20151126

Day 571

The castle tour began at the old well, rumoured to be fifty feet deep but in reality only thirty-five or so. It varied depending on the guide but they all encouraged you to stand on the seemingly fragile metal mesh that covered its opening.

Every time it bent worryingly and every time it held. Still that didn't stop the urban legends from saying how one visitor fell straight down and instead of telling anyone the museum filled the well's water with vinegar and black food colouring so you couldn't even see the decomposing corpse.

Of course it wasn't true.

The next stop was the roof, usually completely shut to the public but now a major feature in the castle's advertising and by proxy, the town's tourism sites. There was the usual discussion about the counterclockwise stairs, a common trait in northern castles due to some high percentage of left-handed people and tactical advantage. From there the stairs led to the roof itself, which wasn't anything exciting, black tiles covered every inch of roof that the metal walkway didn't. It extended around half of the castle's roof and gave you a plainly picturesque view of the surrounding housing estates.

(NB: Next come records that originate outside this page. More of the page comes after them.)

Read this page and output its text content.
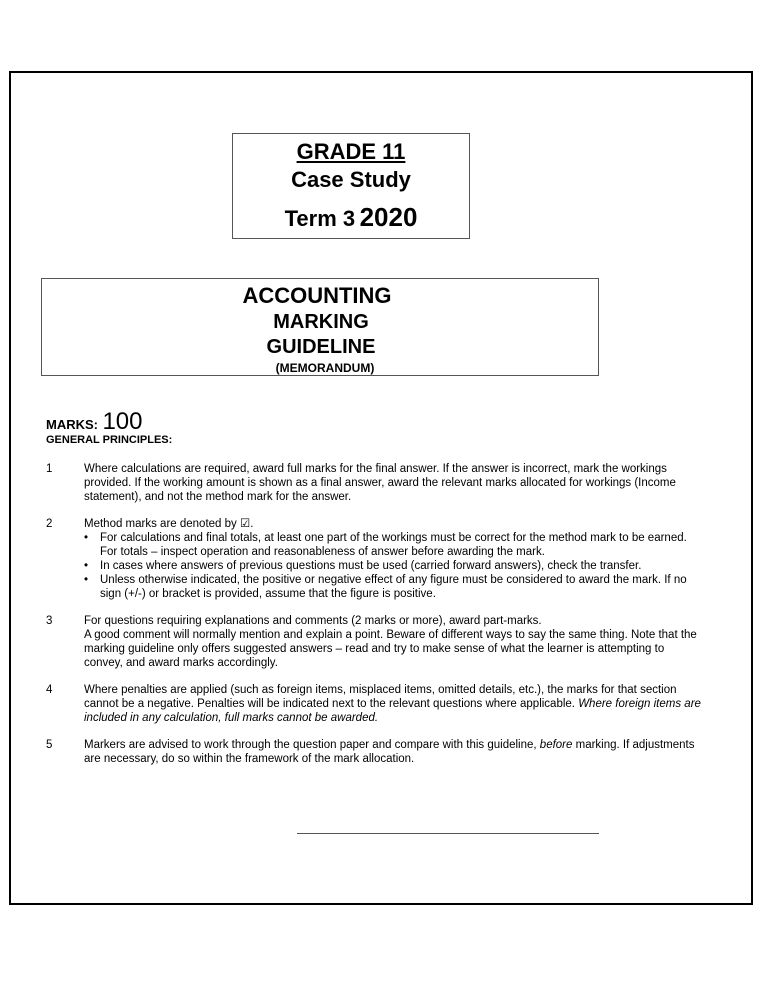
GRADE 11
Case Study
Term 3 2020
ACCOUNTING
MARKING
GUIDELINE
(MEMORANDUM)
MARKS: 100
GENERAL PRINCIPLES:
1	Where calculations are required, award full marks for the final answer. If the answer is incorrect, mark the workings provided. If the working amount is shown as a final answer, award the relevant marks allocated for workings (Income statement), and not the method mark for the answer.

2	Method marks are denoted by ☑.

• For calculations and final totals, at least one part of the workings must be correct for the method mark to be earned. For totals – inspect operation and reasonableness of answer before awarding the mark.
• In cases where answers of previous questions must be used (carried forward answers), check the transfer.
• Unless otherwise indicated, the positive or negative effect of any figure must be considered to award the mark. If no sign (+/-) or bracket is provided, assume that the figure is positive.
3	For questions requiring explanations and comments (2 marks or more), award part-marks.

A good comment will normally mention and explain a point. Beware of different ways to say the same thing. Note that the marking guideline only offers suggested answers – read and try to make sense of what the learner is attempting to convey, and award marks accordingly.

4	Where penalties are applied (such as foreign items, misplaced items, omitted details, etc.), the marks for that section cannot be a negative. Penalties will be indicated next to the relevant questions where applicable. Where foreign items are included in any calculation, full marks cannot be awarded.

5	Markers are advised to work through the question paper and compare with this guideline, before marking. If adjustments are necessary, do so within the framework of the mark allocation.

There was a large-ish oak tree to one side of the roof with a nest of rooks that had somehow always been there and had never been explained. The guides would explain how the legends said that if the rooks ever abandoned their nest then the castle would collapse or the Black Death would return to end all of England.

Of course it wasn't true.

From there the tour moved thrillingly onto the basement area where three stone coffins were kept in the low arched and dim halls. When the castle was being refurnished for the first time in the early 19th century they had no idea that these rooms existed and to this day they aren't sure if they've uncovered them all. The first was discovered accidentally when a careless workman cracked the floor and found golden coins on top of sand. After a lot of fumbling about the first chamber was uncovered, no more gold was found though but it spurred the owners on to find more of the se chambers and within them each one stone coffin.

The guides would say they were great warriors or local lords, buried within the castle itself for good luck and protection against the restless souls of the Romans that were massacred by Boudica's armies during her campaign across England.

Of course it wasn't true.

Someone had fallen down the well but hundreds of years ago. It had been an accident at first but they had survived enough to attempt to climb back out. Eventually their physical strength wore out and they drowned but if you listen closely enough you can still hear the splashes and skin scraping stone as they drag themself upwards and towards unseeing and unhearing tourists.

The rooks can't leave their nest - there is always a chick in there but it isn't theirs. They feel obligated to care for it until they pass away and then another pair will hear the hatchling's cries and take it on as their own. This cycle has been going for countless years and still the hatchling continues to cry, unseen and unheard but ever present.

The coffins belonged to nothing human and nothing protective, though they kept the Roman soldiers at bay, lest their spectral legions march through the castle itself and disturb the fragile balance instilled by the coffin-dwellers. They were very much alive in there, breathing air and made of flesh and blood. They were fed once a month and that suited them just fine though they still craved the hunt and the screams and the scent of blood and fear-sweat in the early mornings.